It was a gorgeous, cool purple morning as my friend and I watched the sun rise over the Ringling Bridge. Always such a beautiful way to start the day. I told Mrs. Smith that Benjamin’s side had been hurting and asked her to call me if it seemed to bother him. I checked in throughout the day but Benjamin was totally fine–he had a great day, she said. I think it was simply a side stitch from last night’s baseball game.
Banyan, however, had a little tummyache this morning. He seemed well enough to go to school, but I told him to contact me if he started to feel worse. He called me during lunch and asked me to come pick him up. As much as he has struggled through middle school, this is not a strategy he uses dishonestly. He has only missed a day because of illness this year. I came to get him.
Before the phone call, I found myself at Ringling College of Art and Design, hanging out with college students, making rainbow stars. It was the coolest thing. My friend is the director of volunteerism at the university, and she offered to provide the supplies for her students to come and make stars, both in organized groups and at their leisure around campus. I’ve already collected several stars from them. Today I was invited to introduce myself and the project. I felt such warmth from the students–and from the space, with its rainbow-star-adorned windows. I left with 28 completed stars in my possession and a very full heart.
Banyan looked so grateful to have been collected from school. I could tell he truly didn’t feel well because he passed on lunch (something that never, ever, ever happens), but as the afternoon progressed, he felt better and better. His tummyache never turned into anything more, and it subsided before Benjamin was home from school. By dinner time Banyan was back to full speed. I think the kid just needed a break.
The newest family in Sarasota to walk this path we’re on received the results of their little girl’s bone marrow aspirate today, and they were exactly the same as Benjamin’s were post-Induction: 0.03 MRD. She didn’t achieve remission and was bumped into a higher risk category. The mother messaged me to tell me the news, and her feelings about the situation echoed my own so precisely it was almost eery.
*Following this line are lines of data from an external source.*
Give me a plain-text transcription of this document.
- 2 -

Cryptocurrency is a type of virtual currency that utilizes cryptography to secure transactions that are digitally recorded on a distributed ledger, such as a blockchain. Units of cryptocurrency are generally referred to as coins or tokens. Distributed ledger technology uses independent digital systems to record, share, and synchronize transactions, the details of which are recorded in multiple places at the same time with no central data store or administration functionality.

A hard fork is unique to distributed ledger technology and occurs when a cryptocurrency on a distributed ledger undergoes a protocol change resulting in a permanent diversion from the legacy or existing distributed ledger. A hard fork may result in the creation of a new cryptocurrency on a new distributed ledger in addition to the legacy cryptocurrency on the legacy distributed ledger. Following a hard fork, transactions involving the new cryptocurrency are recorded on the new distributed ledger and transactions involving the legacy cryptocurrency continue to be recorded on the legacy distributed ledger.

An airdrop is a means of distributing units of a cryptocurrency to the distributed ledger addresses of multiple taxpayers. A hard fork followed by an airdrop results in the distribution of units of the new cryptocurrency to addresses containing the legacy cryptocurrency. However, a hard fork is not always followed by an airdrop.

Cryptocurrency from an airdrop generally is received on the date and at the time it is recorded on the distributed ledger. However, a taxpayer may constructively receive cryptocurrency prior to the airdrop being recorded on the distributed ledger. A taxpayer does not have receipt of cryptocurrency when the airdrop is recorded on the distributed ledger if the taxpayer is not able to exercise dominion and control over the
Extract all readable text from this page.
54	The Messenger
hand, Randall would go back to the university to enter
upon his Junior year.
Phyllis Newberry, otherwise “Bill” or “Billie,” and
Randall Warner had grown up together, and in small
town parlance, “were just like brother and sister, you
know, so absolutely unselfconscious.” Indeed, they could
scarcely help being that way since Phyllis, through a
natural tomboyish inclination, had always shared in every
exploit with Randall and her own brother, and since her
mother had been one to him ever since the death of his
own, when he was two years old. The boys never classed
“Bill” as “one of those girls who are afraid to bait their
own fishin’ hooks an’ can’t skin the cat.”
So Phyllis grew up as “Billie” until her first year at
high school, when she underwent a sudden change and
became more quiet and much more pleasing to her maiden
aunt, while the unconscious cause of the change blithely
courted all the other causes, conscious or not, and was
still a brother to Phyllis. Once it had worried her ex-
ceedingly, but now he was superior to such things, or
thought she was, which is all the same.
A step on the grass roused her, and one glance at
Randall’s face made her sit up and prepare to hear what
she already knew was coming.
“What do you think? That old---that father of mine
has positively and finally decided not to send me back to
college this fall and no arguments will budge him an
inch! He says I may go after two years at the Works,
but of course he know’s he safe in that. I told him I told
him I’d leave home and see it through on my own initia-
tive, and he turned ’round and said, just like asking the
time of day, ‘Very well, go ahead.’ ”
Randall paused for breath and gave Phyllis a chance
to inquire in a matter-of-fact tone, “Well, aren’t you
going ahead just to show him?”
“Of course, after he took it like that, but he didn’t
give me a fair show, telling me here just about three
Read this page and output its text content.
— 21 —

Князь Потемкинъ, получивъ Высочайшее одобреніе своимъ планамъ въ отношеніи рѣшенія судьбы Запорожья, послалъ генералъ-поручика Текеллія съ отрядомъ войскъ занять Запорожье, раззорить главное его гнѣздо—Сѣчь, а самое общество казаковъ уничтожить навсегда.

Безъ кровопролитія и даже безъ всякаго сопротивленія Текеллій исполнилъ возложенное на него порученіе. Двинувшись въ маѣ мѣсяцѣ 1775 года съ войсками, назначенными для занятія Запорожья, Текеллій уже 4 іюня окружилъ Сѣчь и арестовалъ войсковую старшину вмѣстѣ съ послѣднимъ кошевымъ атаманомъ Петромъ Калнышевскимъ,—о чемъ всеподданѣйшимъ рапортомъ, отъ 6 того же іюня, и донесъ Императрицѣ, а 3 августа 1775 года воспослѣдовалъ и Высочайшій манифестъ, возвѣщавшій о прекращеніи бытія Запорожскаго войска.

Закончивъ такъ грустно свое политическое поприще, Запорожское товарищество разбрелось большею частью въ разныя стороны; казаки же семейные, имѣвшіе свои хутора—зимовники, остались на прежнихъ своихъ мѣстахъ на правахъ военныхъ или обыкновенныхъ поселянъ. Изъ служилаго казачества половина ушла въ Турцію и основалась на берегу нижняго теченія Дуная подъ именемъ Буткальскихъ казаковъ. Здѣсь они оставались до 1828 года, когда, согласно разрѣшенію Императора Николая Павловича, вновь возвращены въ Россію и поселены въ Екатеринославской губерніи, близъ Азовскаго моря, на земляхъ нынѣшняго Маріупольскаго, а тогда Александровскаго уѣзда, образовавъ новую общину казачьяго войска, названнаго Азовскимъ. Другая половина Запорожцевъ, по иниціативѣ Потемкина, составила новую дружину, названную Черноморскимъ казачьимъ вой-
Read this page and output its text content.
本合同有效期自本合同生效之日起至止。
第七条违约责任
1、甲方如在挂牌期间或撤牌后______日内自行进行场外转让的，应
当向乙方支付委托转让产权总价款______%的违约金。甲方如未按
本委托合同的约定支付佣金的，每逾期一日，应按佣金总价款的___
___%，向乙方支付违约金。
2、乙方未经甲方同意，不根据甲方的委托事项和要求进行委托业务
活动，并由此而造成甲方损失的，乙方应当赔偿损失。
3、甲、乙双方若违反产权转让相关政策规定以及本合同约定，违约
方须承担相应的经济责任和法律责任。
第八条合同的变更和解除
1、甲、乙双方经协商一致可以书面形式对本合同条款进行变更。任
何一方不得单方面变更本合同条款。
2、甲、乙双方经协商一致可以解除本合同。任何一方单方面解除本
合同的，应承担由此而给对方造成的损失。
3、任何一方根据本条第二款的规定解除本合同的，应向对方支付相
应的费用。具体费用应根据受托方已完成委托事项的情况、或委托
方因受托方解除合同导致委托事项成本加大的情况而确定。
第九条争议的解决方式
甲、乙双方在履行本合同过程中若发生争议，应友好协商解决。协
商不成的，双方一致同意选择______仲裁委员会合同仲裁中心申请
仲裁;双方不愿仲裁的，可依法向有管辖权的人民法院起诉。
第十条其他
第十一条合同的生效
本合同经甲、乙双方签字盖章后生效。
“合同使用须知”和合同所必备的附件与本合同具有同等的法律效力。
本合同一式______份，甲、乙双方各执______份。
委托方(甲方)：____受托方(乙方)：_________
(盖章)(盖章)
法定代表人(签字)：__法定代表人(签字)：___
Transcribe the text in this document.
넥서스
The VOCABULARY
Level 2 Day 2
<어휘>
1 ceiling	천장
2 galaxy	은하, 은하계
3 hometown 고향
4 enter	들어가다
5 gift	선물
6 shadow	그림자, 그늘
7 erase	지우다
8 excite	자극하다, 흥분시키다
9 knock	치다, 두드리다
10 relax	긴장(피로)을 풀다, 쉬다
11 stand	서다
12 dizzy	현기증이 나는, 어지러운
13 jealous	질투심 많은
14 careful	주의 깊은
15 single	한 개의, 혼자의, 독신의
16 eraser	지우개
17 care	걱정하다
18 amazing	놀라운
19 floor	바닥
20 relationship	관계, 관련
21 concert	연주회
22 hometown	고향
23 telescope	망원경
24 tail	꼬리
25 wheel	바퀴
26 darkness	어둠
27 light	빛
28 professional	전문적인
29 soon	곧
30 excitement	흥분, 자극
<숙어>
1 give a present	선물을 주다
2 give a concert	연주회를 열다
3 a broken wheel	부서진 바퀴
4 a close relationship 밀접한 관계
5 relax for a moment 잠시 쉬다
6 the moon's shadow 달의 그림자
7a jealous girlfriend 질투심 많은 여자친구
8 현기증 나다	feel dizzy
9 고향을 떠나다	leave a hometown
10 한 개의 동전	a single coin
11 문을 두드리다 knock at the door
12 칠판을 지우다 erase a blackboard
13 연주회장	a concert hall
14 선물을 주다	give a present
I felt honored to share with her my post from the day we heard the same news last February. I will shine the light on her path, like Cody’s mom and so many others have shined the light on mine. I know what she is walking into and I want to hold her hand.
Tonight at bedtime, it almost happened. I was reading to Benjamin and scratching his back, and he was nearly asleep, when Banyan said he was hungry (another good sign he is back to himself). I shushed him, because we don’t talk about food when Benjamin can’t eat during his medicine window. His medicine! I had set it out on the counter–and forgotten it. Ironic, too, because as he was falling asleep I was running down the checklist of things I’d hoped to get accomplished tonight, which included a travel kit of medicine for a probable sleepover with his Grammy and Noni tomorrow night. I shot up out of bed and said, “Your medicine!” and Benjamin just laughed, and closed his eyes. He took his two mercaptopurine pills easily, drank an extra sip of water, and fell sweetly asleep.